Pode-se buscar o álibi de que era uma "audiência" informal
entre um megaempresário e o presidente da República. Seria um encontro
autoexplicativo pela relevância dos personagens envolvidos. O problema é
que a gravação deixa claro que em nenhum momento a conversa tratou,
mesmo que perifericamente, de algum tema relacionado ao que legitimaria o
diálogo entre os dois. Não se fala de nenhum investimento, não se
discute a questão do emprego ou exportações e são ignorados temas
importantes da agenda econômica, como as reformas, que seriam relevantes
tanto para o presidente como para um megaempresário.
Joesley preparou uma armadilha e o presidente Temer caiu.
Não há inocentes nessa conversa. Ali, quem falou sabia o que estava
falando, para quem estava falando e porque estava falando. Joesley não
queria Justiça, queria arrumar um cúmplice e conseguiu. Para o
presidente, político experiente e profundo conhecedor das normas legais,
o tom de informalismo que tenta dar ao encontro não combina com a
imagem que construiu de homem público cioso dos protocolos de postura.
Ali, na conversa, ficam expostos os "usos e costumes" que comandam a
política e alguns empresários.
Toda a conversa é permeada de insinuações diretas e
indiretas de promiscuidade entre o público e o privado. São tratados
como estratégicos postos dentro da burocracia governamental tratados
como num balcão de comércio. Até mesmo no momento em que Joesley faz um
comentário aparentemente despretensioso sobre a economia, falando que os
juros precisam baixar rapidamente, existe a sentença oculta de que
estaria buscando informação privilegiada. Aliás, diante das suspeitas
cada vez mais consistentes de que o empresário usou a própria delação
para alavancar operações no mercado financeiro, o comentário sobre juros
se apresenta muito mais como uma sondagem do que como uma preocupação.

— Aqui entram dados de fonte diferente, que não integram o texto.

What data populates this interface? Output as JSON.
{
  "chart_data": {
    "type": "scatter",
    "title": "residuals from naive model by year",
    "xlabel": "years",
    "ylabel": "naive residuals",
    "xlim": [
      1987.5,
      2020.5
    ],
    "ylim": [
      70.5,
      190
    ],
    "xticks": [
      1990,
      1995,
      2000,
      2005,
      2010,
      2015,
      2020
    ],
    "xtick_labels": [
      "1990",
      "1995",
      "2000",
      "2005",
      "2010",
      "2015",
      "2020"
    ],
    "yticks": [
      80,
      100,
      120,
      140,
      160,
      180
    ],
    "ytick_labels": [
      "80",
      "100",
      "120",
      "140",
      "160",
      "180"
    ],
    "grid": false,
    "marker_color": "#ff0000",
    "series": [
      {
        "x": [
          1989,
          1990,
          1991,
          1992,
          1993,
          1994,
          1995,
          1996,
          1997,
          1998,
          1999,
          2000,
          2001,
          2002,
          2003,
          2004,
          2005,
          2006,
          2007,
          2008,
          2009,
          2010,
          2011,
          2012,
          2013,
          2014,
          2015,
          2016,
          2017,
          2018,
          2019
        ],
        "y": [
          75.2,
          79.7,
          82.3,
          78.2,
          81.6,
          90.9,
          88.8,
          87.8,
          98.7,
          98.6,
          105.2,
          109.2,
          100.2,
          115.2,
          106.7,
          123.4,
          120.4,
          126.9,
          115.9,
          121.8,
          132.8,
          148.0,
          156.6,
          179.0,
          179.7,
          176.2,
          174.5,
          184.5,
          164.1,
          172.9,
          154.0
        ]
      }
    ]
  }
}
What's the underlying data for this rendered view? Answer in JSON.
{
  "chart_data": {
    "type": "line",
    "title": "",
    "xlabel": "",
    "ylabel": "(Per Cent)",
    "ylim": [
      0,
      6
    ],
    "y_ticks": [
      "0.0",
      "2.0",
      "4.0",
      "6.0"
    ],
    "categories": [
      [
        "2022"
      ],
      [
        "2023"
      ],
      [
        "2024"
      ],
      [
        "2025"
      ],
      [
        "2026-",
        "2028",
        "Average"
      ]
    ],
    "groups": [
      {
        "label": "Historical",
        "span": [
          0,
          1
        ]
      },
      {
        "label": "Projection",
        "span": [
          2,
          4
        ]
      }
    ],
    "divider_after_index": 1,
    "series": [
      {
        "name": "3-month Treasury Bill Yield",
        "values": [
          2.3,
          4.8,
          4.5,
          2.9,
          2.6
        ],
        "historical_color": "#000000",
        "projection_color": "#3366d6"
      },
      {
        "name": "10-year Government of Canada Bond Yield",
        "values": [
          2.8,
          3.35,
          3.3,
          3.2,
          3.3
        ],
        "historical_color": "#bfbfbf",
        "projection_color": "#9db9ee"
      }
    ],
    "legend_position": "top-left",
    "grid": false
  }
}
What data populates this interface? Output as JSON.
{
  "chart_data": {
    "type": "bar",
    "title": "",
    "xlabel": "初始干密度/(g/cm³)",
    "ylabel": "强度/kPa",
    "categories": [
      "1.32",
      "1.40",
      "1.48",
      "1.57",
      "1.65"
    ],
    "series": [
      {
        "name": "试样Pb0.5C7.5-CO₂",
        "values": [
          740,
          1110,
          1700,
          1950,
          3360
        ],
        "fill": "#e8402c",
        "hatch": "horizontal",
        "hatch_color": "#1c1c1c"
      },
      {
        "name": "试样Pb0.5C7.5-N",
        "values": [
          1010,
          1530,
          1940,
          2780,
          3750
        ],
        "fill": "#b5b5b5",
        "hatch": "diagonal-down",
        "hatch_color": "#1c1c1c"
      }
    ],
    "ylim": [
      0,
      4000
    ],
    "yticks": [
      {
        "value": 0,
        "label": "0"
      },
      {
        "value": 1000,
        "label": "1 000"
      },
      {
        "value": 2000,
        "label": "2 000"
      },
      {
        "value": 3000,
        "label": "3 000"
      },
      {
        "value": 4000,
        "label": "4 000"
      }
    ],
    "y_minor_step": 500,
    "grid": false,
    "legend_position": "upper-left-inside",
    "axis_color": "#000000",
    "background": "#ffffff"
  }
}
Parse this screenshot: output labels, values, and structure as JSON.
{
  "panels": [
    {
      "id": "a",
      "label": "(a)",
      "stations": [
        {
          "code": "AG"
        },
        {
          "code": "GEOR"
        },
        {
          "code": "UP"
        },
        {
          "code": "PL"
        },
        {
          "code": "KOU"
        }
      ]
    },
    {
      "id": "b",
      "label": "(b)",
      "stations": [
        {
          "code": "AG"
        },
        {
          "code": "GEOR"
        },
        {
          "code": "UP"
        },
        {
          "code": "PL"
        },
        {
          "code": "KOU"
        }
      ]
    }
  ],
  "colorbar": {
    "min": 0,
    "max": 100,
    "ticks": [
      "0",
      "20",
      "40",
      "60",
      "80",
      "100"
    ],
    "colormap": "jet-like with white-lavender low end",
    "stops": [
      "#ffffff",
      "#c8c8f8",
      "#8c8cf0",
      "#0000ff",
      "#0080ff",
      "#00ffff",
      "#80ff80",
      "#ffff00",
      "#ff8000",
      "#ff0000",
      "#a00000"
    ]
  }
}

Diante da estratégia ardilosa do empresário, os termos do
acordo que firmou com o Ministério Público passam a ser altamente
questionáveis. A ideia de que pôs a vida em risco com a gravação fica
frágil. Ele fez o que fez movido pelo interesse de salvar a própria
pele. Como diz um investigador, qualquer animal quando se sente acuado,
ataca. É fato que o empresário deu uma contribuição inédita para as
investigações. O questionamento é se dar salvo conduto ao criminoso para
usufruir da imensa riqueza que obteve graças aos crimes que praticou e o
deixar liberado para operar em todas as atividades onde delinquiu não
significa que, para Joesley, o crime compensou .
O quadro que se apresenta é que o país vem sendo comandado
sucessivamente por uma parceria público/privada com um grau de
contaminação que dá a sensação de que não sobra ninguém. É incrível como
as práticas se repetem e as narrativas para tentar negar os fatos
também se mostram semelhantes.
Mais uma vez o cerco se fecha sobre um governo onde todo o
entorno presidencial vai sendo envolvido e a figura central, o
presidente, busca lavar as mãos com a alegação de que seus assessores e
assistentes agiam por conta própria e à revelia do chefe. O
ex-presidente Lula inaugurou o "eu não sabia" no Mensalão. Os dois
maiores esquemas de corrupção do país prosperaram por seus dois governos
e envolveram todo o staff do partido dele, o PT, e da equipe
presidencial. Mas, o próprio vivia alheio a tudo isso.
Na sequência, veio o governo da ex-presidente Dilma. Os
esquemas ganharam escala, personagens antigos continuaram dando as
cartas dentro do governo e novos foram incluídos abrindo mais frentes
para que o jogo da corrupção continuasse ativo. A presidente mais uma
vez não sabia de nada. Era uma ilha cercada de corruptos por todos os
lados. O mesmo discurso é apresentado agora a cada novo auxiliar do
presidente Michel Temer que cai na rede da Lava-Jato.
Tentar criar no subconsciente a ideia de que os fins
justificam os meios não funciona mais. Querer barganhar desvios com
avanços é buscar uma negociação voltada para padrões que deixaram de ser
tolerados. Os discursos de Lula, Dilma e Temer encontram pelo menos um
ponto de convergência. Os três parecem ter sido acometidos de um mal que
no meio jurídico se convencionou chamar de cegueira deliberada.